— Наш! Налимонился, брат? Ага-га, брат! Ничего, гуляй! Валяй! Не унывай, дядя!
Он взял Васильева за плечи и прижался к его щеке мокрыми холодными усами, потом поскользнулся, покачнулся и, взмахнув обеими руками, крикнул:
— Держись! Не падай!
И засмеявшись, побежал догонять своих товарищей. Сквозь шум послышался голос художника:
— Вы не смеете бить женщин! Я вам не позволю, чёрт вас подери! Негодяи вы этакие!
В дверях дома показался медик. Он поглядел по сторонам и, увидев Васильева, сказал встревоженно:
— Ты здесь? Послушай, ей-богу, с Егором положительно невозможно никуда ходить! Что это за человек, не понимаю! Скандал затеял! Слышишь? Егор! — крикнул он в дверь. — Егор!
— Я вам не позволю бить женщин! — раздался наверху пронзительный голос художника.
Что-то тяжелое и громоздкое покатилось вниз по лестнице. Это художник летел кубарем вниз. Его, очевидно, вытолкали.
Он поднялся с земли, отряхнул шляпу и со злым, негодующим лицом погрозил вверх кулаком и крикнул:
— Подлецы! Живодеры! Кровопийцы! Я не позволю вам бить! Бить слабую, пьяную, женщину! Ах, вы…

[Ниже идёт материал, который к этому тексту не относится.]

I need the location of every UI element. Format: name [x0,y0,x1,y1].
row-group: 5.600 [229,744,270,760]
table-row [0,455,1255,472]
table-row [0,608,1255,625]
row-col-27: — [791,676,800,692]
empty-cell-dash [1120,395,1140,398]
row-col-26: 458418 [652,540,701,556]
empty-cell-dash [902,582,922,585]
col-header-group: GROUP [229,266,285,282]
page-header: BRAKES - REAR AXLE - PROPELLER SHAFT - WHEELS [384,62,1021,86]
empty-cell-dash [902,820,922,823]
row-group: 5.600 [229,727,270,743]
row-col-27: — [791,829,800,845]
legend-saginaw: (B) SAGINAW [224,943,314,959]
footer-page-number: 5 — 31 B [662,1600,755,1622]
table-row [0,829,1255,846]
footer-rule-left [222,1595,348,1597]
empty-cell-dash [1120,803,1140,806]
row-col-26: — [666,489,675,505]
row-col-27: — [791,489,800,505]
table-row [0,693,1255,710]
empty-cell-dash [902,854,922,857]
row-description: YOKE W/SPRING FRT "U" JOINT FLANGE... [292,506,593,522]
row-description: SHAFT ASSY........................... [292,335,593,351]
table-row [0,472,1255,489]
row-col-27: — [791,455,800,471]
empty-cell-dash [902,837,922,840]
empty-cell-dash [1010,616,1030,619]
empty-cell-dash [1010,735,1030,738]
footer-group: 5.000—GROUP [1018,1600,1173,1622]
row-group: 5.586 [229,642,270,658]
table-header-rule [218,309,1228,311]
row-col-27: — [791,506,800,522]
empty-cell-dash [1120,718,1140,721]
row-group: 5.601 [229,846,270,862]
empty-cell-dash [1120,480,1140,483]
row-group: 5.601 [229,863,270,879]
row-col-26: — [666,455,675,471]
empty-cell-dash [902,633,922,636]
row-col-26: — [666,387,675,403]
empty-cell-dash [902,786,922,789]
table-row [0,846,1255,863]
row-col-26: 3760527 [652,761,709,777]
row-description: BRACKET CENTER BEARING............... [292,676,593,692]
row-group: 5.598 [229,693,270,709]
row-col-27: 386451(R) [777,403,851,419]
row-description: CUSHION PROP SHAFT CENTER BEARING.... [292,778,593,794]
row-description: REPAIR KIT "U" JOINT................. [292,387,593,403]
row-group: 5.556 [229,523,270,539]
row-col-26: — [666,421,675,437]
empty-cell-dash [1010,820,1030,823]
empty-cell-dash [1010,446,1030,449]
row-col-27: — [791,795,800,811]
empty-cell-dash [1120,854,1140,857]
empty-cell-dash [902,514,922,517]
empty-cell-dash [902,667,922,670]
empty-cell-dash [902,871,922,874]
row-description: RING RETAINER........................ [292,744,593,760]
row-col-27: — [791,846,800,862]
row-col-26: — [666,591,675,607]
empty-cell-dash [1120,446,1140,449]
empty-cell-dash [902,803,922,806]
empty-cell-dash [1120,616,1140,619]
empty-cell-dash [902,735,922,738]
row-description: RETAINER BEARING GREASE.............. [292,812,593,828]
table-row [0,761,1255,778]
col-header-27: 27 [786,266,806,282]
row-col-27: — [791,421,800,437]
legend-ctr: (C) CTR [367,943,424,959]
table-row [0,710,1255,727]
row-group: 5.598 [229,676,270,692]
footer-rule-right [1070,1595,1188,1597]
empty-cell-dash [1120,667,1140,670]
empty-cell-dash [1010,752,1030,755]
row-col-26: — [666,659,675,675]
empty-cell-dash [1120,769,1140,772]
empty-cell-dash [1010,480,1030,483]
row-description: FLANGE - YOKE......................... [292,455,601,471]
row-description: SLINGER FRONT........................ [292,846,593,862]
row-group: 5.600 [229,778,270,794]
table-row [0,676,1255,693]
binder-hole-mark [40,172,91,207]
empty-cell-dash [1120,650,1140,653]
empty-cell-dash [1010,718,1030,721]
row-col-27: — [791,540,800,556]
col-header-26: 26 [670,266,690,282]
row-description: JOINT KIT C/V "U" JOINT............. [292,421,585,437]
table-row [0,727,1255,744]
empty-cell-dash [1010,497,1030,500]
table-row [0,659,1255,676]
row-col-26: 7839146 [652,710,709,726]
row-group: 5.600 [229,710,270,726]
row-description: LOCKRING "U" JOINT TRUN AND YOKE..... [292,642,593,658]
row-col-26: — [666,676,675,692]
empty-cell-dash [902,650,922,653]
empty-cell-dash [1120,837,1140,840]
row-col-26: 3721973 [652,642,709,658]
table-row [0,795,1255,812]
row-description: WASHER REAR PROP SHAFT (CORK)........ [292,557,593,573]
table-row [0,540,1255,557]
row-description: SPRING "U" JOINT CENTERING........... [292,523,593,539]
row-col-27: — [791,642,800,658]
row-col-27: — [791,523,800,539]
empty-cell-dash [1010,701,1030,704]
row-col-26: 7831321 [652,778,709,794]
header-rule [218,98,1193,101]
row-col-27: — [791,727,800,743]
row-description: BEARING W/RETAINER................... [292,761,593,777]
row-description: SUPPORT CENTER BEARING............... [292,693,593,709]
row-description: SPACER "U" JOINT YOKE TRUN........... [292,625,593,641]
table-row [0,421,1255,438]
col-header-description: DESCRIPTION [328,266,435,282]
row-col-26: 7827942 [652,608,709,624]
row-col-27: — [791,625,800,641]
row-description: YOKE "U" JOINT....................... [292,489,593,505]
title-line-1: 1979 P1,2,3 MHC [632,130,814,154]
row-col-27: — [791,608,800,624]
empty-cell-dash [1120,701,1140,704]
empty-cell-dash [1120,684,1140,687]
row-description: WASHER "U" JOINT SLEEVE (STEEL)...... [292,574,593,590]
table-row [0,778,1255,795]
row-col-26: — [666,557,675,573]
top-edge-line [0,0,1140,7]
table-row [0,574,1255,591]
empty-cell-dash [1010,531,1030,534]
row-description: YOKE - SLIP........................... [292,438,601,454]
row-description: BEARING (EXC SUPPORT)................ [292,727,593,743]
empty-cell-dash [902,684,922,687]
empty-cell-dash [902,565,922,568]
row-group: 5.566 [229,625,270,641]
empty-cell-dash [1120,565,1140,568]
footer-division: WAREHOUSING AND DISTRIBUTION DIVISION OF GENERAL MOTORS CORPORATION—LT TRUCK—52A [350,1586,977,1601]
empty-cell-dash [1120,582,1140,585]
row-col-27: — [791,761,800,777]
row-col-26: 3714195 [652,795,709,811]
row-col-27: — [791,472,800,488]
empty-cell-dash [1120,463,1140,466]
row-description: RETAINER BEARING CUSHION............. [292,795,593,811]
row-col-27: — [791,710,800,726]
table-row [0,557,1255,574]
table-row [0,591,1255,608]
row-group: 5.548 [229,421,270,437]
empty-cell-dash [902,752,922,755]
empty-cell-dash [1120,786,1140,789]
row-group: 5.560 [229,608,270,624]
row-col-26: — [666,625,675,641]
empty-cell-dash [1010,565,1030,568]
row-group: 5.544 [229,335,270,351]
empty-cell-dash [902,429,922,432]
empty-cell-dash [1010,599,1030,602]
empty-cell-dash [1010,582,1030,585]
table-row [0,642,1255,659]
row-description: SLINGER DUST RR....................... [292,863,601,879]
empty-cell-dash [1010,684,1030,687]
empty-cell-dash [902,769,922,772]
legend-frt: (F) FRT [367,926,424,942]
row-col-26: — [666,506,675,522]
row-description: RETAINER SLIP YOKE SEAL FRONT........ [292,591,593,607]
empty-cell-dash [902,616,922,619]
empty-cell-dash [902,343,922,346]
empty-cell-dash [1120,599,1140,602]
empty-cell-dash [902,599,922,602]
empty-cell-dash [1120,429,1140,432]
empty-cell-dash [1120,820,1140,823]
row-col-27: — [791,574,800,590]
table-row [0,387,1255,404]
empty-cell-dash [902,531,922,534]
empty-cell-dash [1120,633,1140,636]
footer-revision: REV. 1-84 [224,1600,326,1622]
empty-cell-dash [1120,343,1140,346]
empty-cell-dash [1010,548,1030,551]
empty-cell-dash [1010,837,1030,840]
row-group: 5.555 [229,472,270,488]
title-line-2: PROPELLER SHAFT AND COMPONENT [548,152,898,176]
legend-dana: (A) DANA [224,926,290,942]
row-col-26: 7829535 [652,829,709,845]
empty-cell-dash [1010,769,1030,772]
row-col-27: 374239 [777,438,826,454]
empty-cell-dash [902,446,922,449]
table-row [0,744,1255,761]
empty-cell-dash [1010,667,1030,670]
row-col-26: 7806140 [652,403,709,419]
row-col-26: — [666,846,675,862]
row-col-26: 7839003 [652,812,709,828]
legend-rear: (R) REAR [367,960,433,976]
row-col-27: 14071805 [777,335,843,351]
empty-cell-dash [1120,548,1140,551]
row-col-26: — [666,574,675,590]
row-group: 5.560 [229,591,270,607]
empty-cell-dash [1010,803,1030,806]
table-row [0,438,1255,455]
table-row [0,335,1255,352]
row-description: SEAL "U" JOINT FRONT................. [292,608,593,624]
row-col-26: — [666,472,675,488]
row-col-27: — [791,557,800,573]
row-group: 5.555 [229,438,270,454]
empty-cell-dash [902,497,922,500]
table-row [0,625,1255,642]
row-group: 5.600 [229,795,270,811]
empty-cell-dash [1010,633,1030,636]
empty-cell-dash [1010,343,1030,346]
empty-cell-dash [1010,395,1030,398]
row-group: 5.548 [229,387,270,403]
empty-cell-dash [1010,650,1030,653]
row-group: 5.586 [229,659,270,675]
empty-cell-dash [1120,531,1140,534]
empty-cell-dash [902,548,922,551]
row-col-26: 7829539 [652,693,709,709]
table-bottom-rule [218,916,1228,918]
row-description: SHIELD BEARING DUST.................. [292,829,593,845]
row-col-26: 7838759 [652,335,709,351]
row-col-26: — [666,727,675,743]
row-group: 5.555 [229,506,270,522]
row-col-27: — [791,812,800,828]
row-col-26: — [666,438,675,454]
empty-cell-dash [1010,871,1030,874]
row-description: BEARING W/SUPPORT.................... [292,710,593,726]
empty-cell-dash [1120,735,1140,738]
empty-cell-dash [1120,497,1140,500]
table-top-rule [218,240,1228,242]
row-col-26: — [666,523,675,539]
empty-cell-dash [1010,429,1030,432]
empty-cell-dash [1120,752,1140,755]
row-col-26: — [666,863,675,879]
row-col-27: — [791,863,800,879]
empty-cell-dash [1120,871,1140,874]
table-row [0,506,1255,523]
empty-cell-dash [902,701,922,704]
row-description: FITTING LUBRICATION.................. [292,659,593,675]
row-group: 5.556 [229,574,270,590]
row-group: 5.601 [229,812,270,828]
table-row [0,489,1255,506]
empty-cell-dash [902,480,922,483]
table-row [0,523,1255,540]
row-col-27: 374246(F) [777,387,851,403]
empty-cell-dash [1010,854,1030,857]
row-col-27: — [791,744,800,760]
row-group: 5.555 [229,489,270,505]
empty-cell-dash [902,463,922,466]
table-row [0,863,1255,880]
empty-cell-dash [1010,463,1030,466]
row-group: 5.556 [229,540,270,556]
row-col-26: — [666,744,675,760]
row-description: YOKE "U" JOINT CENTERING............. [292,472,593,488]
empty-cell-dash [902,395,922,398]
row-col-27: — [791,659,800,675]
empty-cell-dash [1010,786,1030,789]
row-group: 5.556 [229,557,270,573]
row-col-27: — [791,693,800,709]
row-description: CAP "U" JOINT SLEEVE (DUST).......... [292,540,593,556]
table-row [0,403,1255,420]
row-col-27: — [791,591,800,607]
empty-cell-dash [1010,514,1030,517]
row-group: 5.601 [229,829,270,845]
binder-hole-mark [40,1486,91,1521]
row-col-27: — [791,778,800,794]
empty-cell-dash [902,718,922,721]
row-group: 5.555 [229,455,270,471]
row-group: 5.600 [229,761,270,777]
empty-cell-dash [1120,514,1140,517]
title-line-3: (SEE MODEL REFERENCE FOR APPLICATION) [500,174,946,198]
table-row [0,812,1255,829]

— Егор… Ну, Егор… — начал умолять медик. — Даю тебе честное слово, уж больше никогда не пойду с тобой в другой раз. Честное слово!
Художник мало-помалу успокоился, и приятели пошли домой.
— «Невольно к этим грустным берегам, — запел медик, — меня влечет неведомая сила…»
— «Вот мельница… — подтянул, немного погодя, художник. — Она уж развалилась…» Экий снег валит, мать пресвятая! Гришка, отчего ты ушел? Трус ты, баба и больше ничего.
Васильев шел позади приятелей, глядел им в спины и думал:
«Что-нибудь из двух: или нам только кажется, что проституция — зло, и мы преувеличиваем, или же, если проституция в самом деле такое зло, как принято думать, то эти мои милые приятели такие же рабовладельцы, насильники и убийцы, как те жители Сирии и Каира, которых рисуют в „Ниве“. Они теперь поют, хохочут, здраво рассуждают, но разве не они сейчас эксплоатировали голод, невежество и тупость? Они — я был свидетелем. При чем же тут их гуманность, медицина, живопись? Науки, искусства и возвышенные чувства этих душегубов напоминают мне сало в одном анекдоте. Два разбойника зарезали в лесу нищего; стали делить между собою его одежду и нашли в сумке кусок свиного сала. „Очень кстати, — сказал один из них, — давай закусим“. — „Что ты, как можно? — ужаснулся другой. — Разве ты забыл, что сегодня среда?“ И не стали есть. Они, зарезавши человека, вышли из лесу с уверенностью, что они постники. Так и эти, купивши женщин, идут и думают теперь, что они художники и ученые…»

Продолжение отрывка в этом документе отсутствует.